Samory Kpotufe (Columbia) - Some Recent Insights on Transfer Learning
Some Recent Insights on Transfer Learning
A common situation in Machine Learning is one where training data is not fully representative of a target population due to bias in the sampling mechanism or high costs in sampling the target population; in such situations, we aim to ’transfer’ relevant information from the training data (a.k.a. source data) to the target application. How much information is in the source data? How much target data should we collect if any? These are all practical questions that depend crucially on ‘how far’ the source domain is from the target. However, how to properly measure ‘distance’ between source and target domains remains largely unclear.

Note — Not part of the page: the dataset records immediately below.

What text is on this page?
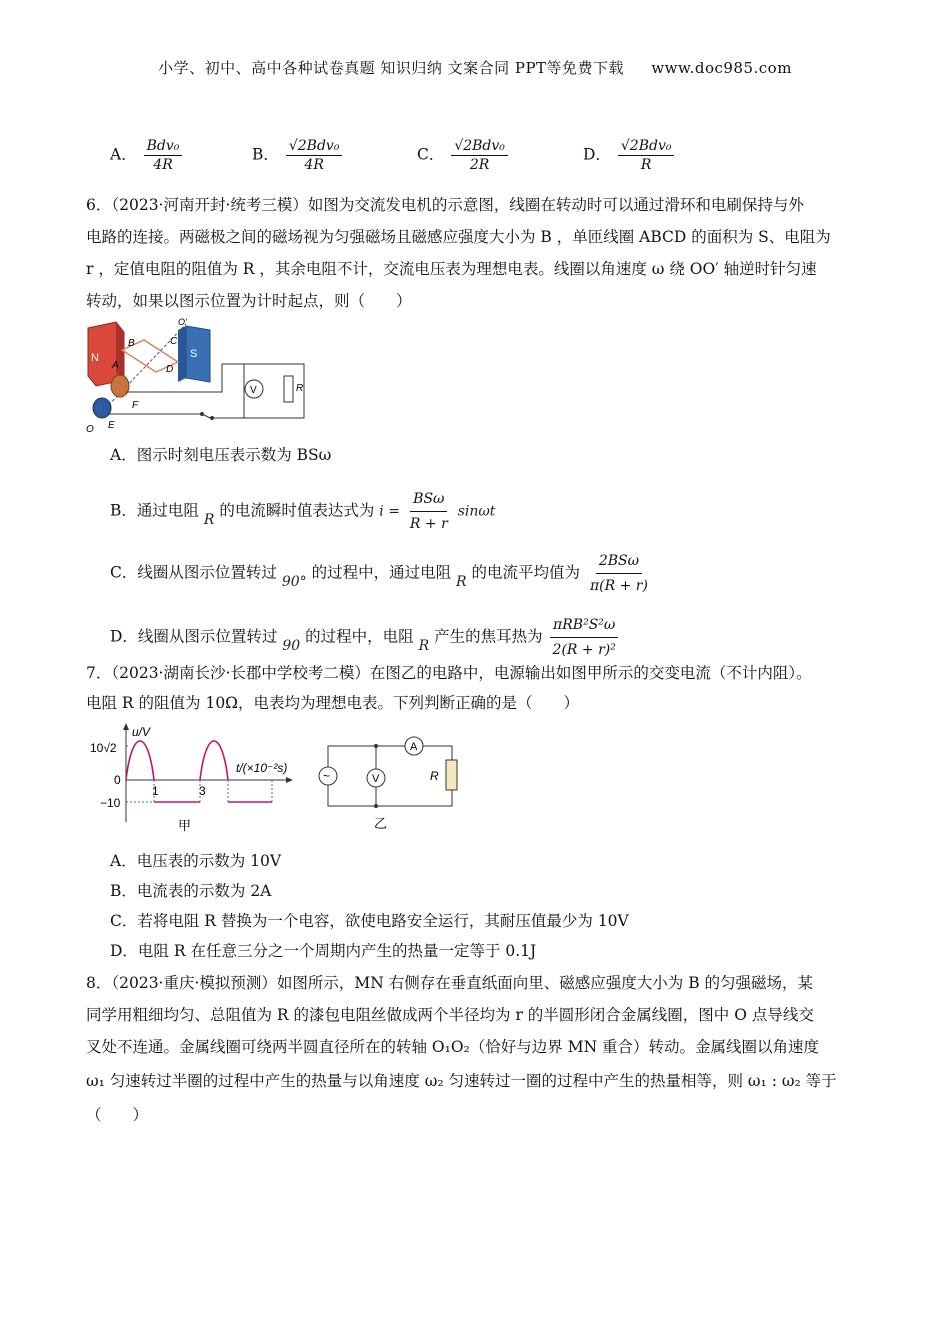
小学、初中、高中各种试卷真题 知识归纳 文案合同 PPT等免费下载 www.doc985.com
A． $\frac{\text{Bdv₀}}{4R}$	B． $\frac{\text{√2Bdv₀}}{4R}$	C． $\frac{\text{√2Bdv₀}}{2R}$	D． $\frac{\text{√2Bdv₀}}{R}$
6．（2023·河南开封·统考三模）如图为交流发电机的示意图，线圈在转动时可以通过滑环和电刷保持与外
电路的连接。两磁极之间的磁场视为匀强磁场且磁感应强度大小为 B ，单匝线圈 ABCD 的面积为 S、电阻为
r ，定值电阻的阻值为 R ，其余电阻不计，交流电压表为理想电表。线圈以角速度 ω 绕 OO′ 轴逆时针匀速
转动，如果以图示位置为计时起点，则（　　）
N	S
A
B	C
D
O′
F
E
O
V	R
A．图示时刻电压表示数为 BSω
B．通过电阻 R 的电流瞬时值表达式为 $i = \frac{\text{BSω}}{R + r}$ sinωt
C．线圈从图示位置转过 90° 的过程中，通过电阻 R 的电流平均值为 $\frac{\text{2BSω}}{\pi(R + r)}$
D．线圈从图示位置转过 90 的过程中，电阻 R 产生的焦耳热为 $\frac{\text{πRB²S²ω}}{\text{2(R + r)²}}$
7．（2023·湖南长沙·长郡中学校考二模）在图乙的电路中，电源输出如图甲所示的交变电流（不计内阻）。
电阻 R 的阻值为 10Ω，电表均为理想电表。下列判断正确的是（　　）
u/V
10√2
0
−10
1	3
t/(×10⁻²s)
甲
~	V
A
R
乙
A．电压表的示数为 10V
B．电流表的示数为 2A
C．若将电阻 R 替换为一个电容，欲使电路安全运行，其耐压值最少为 10V
D．电阻 R 在任意三分之一个周期内产生的热量一定等于 0.1J
8．（2023·重庆·模拟预测）如图所示，MN 右侧存在垂直纸面向里、磁感应强度大小为 B 的匀强磁场，某
同学用粗细均匀、总阻值为 R 的漆包电阻丝做成两个半径均为 r 的半圆形闭合金属线圈，图中 O 点导线交
叉处不连通。金属线圈可绕两半圆直径所在的转轴 O₁O₂（恰好与边界 MN 重合）转动。金属线圈以角速度
ω₁ 匀速转过半圈的过程中产生的热量与以角速度 ω₂ 匀速转过一圈的过程中产生的热量相等，则 ω₁ : ω₂ 等于
（　　）
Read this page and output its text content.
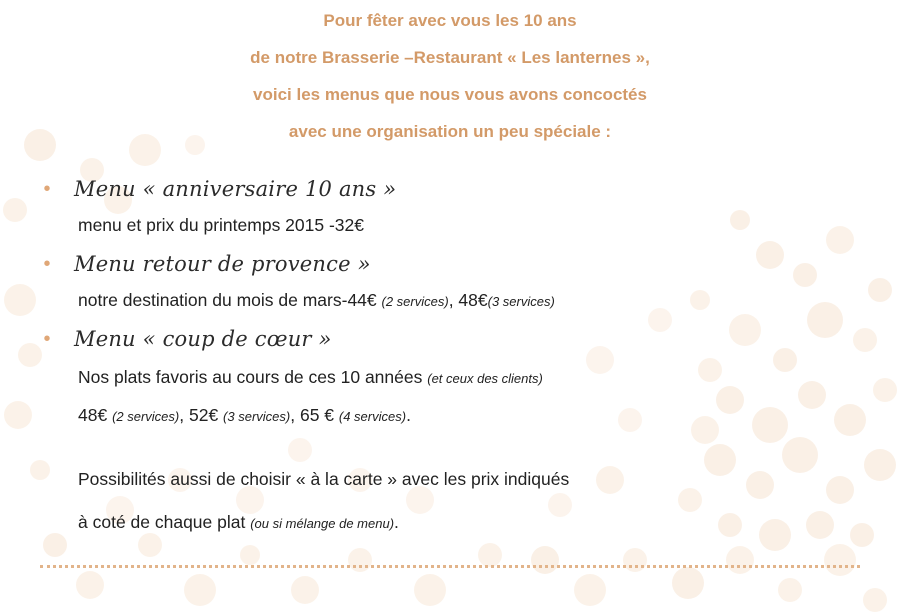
Pour fêter avec vous les 10 ans
de notre Brasserie –Restaurant « Les lanternes »,
voici les menus que nous vous avons concoctés
avec une organisation un peu spéciale :
• Menu « anniversaire 10 ans »
menu et prix du printemps 2015 -32€
• Menu retour de provence »
notre destination du mois de mars-44€ (2 services), 48€(3 services)
• Menu « coup de cœur »
Nos plats favoris au cours de ces 10 années (et ceux des clients)
48€ (2 services), 52€ (3 services), 65 € (4 services).
Possibilités aussi de choisir « à la carte » avec les prix indiqués
à coté de chaque plat (ou si mélange de menu).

In this talk we will argue that much of the traditional notions of ‘distance’ (e.g. KL-divergence, extensions of TV such as D_A discrepancy, density-ratios, Wasserstein distance) can yield an over-pessimistic picture of transferability. Instead, we show that some new notions of ‘relative dimension’ between source and target (which we simply term ‘transfer-exponents’) capture a continuum from easy to hard transfer. Transfer-exponents uncover a rich set of situations where transfer is possible even at fast rates, helps answer questions such as the benefit of unlabeled or labeled target data, yields a sense of optimal vs suboptimal transfer heuristics, and have interesting implications for related problems such as multi-task learning.
Finally, transfer-exponents provide guidance as to *how* to efficiently sample target data so as to guarantee improvement over source data alone. We illustrate these new insights through various simulations on controlled data, and on the popular CIFAR-10 image dataset.
The talk is based on work with Guillaume Martinet, and ongoing work with Steve Hanneke.
Host: Eric Jonas
Samory Kpotufe
I graduated (Sept 2010) in Computer Science at the University of California, San Diego, advised by Sanjoy Dasgupta. I then was a researcher at the Max Planck Institute for Intelligent Systems. At the MPI I worked in the department of Bernhard Schoelkopf, in the learning theory group of Ulrike von Luxburg. Following this, I spent a couple years as an Assistant Research Professor at the Toyota Technological Institute at Chicago. I then spent 4 years at ORFE, Princeton University as an Assistant Professor.